Le principal moteur de l'antisémitisme d'aujourd'hui, très différent de l'antisémitisme racial d'il y a un siècle, est précisément l'attitude culturelle d'Israël.

Ces derniers jours, on parle à nouveau intensément de « l’antisémitisme » à l’occasion de certaines manifestations symboliques (dégâts sur des pierres commémoratives, étoiles de David peintes sur les murs, etc.) qui rappellent d’obscurs précédents historiques.

Il est désormais certain, sans l’ombre d’un doute, que l’antisémitisme est une aberration humaine – au mieux une stupidité, au pire un crime. L'antisémitisme est une variante du racisme et est condamnable pour les mêmes raisons que tout racisme doit être condamné : en tant que vision qui généralise un jugement moral négatif, en l'étendant à tous les membres d'un groupe ethno-racial, en tant que tel.

Les jugements moraux sont, et peuvent légitimement être, simplement des jugements sur des actes et des personnes spécifiques. Lorsque des jugements moraux négatifs sont portés sur des groupes, une attribution négative (présumée ou réelle) est étendue à tous les membres du groupe, évitant ainsi l'effort d'évaluer si cela est applicable aux individus qui en font partie.

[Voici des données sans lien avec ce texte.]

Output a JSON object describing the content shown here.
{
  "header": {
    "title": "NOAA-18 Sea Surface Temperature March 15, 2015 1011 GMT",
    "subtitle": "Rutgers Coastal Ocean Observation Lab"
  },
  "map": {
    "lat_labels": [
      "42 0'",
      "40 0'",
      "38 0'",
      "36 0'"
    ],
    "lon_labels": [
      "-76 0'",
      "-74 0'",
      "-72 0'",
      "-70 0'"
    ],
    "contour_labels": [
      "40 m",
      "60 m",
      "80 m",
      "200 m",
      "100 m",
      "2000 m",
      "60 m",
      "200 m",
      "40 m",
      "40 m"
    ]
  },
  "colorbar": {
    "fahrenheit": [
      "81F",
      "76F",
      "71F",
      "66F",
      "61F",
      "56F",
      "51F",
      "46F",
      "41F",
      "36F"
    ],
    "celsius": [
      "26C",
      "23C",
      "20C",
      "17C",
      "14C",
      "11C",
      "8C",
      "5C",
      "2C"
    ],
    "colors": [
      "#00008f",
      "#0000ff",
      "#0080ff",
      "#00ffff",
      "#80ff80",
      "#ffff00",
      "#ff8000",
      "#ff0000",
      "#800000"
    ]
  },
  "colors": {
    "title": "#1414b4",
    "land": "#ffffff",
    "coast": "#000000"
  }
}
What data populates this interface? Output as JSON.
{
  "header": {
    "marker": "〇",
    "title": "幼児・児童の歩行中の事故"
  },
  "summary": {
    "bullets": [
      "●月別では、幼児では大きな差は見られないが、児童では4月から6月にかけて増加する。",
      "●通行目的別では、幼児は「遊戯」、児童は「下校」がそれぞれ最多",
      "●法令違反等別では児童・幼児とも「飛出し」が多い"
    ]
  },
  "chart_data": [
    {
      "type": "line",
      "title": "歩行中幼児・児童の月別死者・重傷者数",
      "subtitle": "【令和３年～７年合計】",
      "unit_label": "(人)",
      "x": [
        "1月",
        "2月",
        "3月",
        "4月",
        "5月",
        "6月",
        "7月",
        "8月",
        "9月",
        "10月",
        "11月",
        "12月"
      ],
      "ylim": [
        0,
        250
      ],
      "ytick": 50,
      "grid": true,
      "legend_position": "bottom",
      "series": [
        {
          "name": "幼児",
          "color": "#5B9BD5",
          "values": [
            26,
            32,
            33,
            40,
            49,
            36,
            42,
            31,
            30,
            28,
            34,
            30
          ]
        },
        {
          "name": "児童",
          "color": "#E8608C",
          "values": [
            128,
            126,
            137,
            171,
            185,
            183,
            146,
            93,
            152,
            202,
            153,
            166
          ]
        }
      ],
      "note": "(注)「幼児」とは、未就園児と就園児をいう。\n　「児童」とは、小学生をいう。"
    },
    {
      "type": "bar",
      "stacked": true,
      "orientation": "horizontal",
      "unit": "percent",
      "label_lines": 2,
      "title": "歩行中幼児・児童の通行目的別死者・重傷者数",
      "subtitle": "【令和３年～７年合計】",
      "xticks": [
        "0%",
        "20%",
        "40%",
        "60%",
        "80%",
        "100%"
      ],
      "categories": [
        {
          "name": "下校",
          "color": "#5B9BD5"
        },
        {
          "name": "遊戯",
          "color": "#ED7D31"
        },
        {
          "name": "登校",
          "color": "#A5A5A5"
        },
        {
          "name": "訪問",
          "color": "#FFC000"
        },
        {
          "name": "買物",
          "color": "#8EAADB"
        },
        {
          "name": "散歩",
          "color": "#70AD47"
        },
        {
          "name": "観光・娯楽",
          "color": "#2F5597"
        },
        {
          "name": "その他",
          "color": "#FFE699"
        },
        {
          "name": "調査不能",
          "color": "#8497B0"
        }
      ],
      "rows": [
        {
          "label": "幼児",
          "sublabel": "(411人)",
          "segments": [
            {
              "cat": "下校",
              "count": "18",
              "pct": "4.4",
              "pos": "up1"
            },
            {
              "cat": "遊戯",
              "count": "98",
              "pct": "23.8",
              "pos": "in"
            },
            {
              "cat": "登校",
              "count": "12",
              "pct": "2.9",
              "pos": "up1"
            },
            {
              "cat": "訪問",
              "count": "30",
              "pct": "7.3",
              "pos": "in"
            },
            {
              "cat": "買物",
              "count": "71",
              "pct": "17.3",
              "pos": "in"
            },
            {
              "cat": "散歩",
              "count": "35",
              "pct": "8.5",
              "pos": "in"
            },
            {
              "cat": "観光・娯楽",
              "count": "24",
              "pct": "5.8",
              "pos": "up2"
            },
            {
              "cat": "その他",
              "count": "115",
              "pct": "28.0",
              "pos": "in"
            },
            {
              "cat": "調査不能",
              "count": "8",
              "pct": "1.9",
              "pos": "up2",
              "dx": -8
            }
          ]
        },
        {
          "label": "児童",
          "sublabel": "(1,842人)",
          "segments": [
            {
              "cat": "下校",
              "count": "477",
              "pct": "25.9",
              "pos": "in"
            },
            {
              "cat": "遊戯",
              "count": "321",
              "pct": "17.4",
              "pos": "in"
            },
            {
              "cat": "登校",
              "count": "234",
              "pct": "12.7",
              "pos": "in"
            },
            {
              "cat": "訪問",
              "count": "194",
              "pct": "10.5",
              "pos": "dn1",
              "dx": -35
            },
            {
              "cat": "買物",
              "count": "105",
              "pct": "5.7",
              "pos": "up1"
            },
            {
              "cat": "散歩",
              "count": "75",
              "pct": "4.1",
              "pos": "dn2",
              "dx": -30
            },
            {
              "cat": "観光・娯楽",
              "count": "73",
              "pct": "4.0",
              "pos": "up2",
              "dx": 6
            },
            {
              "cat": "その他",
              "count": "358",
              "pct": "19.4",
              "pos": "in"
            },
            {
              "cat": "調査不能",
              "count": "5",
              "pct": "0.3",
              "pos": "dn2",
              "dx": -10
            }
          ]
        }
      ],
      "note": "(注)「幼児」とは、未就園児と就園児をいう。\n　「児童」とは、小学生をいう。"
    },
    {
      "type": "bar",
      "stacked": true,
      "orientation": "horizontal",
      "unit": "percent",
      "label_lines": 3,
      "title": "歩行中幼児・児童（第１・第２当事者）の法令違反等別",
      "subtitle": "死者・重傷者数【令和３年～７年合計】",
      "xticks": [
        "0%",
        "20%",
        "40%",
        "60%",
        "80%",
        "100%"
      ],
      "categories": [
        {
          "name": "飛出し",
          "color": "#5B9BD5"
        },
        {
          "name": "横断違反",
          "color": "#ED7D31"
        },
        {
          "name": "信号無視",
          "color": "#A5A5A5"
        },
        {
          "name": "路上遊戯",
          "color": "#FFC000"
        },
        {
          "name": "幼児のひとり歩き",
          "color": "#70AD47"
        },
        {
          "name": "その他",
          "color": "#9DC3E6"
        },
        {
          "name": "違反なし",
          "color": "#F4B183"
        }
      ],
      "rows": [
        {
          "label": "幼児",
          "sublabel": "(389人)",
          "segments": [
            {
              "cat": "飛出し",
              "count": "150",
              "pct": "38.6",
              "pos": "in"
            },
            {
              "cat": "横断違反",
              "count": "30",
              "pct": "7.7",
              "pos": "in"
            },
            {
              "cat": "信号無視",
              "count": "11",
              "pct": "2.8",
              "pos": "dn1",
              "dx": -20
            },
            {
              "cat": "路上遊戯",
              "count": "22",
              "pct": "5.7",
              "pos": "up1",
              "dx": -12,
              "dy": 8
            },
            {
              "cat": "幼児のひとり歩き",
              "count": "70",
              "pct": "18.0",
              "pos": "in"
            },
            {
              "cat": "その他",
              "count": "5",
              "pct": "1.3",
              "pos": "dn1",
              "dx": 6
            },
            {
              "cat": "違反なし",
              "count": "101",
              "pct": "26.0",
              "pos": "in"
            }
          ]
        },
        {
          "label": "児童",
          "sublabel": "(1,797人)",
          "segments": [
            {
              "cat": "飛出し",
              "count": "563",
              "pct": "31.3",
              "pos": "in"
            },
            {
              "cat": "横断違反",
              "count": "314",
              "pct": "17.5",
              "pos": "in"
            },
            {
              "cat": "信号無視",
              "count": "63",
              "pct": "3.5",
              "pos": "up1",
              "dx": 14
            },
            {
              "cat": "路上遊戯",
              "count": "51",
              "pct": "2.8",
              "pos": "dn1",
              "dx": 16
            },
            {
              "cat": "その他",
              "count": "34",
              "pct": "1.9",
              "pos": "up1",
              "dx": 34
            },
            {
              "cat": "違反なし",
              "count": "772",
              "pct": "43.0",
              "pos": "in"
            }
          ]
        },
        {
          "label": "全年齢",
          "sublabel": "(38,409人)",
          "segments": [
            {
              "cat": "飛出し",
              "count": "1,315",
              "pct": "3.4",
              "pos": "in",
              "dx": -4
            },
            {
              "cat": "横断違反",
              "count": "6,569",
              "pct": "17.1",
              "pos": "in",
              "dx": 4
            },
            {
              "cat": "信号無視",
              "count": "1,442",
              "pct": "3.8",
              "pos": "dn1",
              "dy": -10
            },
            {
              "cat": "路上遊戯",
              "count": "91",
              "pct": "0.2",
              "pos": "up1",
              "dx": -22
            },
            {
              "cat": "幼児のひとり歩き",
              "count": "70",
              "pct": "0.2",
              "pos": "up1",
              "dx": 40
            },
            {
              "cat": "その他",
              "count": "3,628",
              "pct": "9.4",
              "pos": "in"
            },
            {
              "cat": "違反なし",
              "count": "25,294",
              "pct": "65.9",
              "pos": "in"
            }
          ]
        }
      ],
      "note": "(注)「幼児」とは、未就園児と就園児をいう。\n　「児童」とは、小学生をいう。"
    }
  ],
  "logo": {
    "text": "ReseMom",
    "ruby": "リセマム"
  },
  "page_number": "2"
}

Si l’on se demande maintenant quelles sont les raisons des résurgences apparentes de l’antisémitisme contemporain, la première chose à noter est qu’aujourd’hui, les motivations qui, dans les périodes les plus sombres du XXe siècle, constituaient l’épine dorsale de ces préjugés, font défaut.

Le nazisme s’est nourri d’une conception bibio-raciale qui lui permettait de passer facilement du blâme de l’individu à celui du groupe : l’idée était que le « mal » résidait dans les « dispositions naturelles de la race ». Aujourd'hui, cependant, cette vision a pratiquement disparu et je ne crois pas que quiconque l'ait revendiqué depuis la Seconde Guerre mondiale (mis à part les cas psychiatriques).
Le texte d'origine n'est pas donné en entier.